Classified information doesn’t stop being classified just because someone transferred it to a different medium. Otherwise, classified documents could be legally breached by turning them into paintings, microfilm, audiotapes, mp3’s, etc. Letting people off just because they breached the info as a sound file is absurd.
Every integer in the real numbers system is just an integer, right? But apparently some plain old integers are illegal for you to possess.
All information, of all sorts, can be coded as a number (e.g., for usage in computers or other electronic media). You could, perhaps, steal a classified document, convert the data to a number, and then concoct an image file or music or video or something that has that in it. It’s all just a big sequence of 0’s and 1’s, right? And you might even send this around by e-mail. But the simple fact that you have some integer that represents a classified document means it’s illegal for you to possess that number, regardless of what media it may be on.

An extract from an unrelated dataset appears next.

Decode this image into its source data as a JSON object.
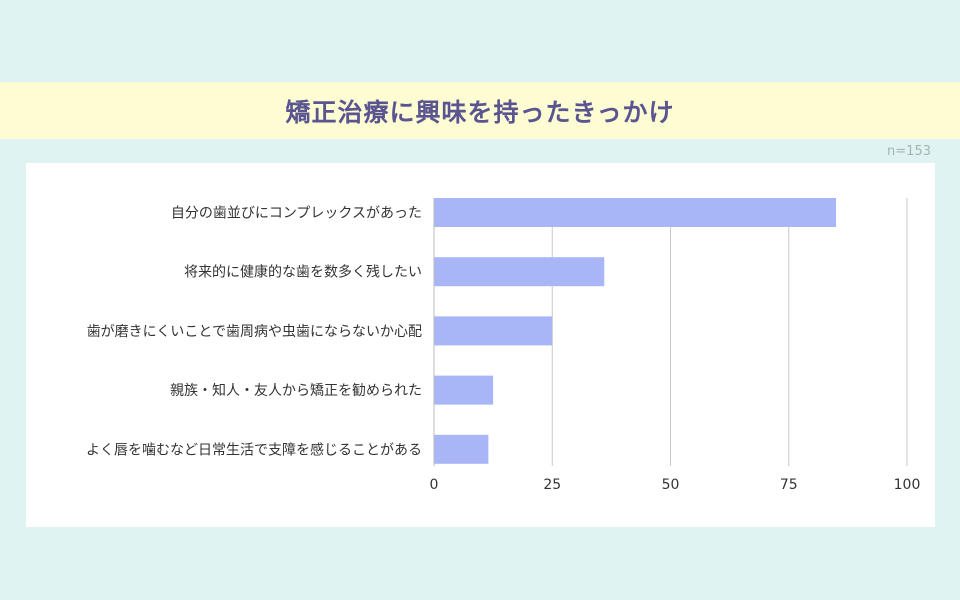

That’s a spurious line of reasoning. The illegality of possessing the data has nothing has nothing to do with its numerical representation. It has to do with its origin and the intent and knowledge of each person passing it on. It’s never the * number* that’s “illegal.” Otherwise you could reduce any offense involving communication or information to this meaningless level of abstraction.
I don’t know how classified/restricted documents work, which is why I said “doubt” when talking about classified emails.
Seems like this might make a good question for Cecil honestly. “Can I be held legally responsible if I receive a sensitive email in error? Are there such things as classified/restricted by the government emails that would carry fines or prison sentences for unauthorized recipients?”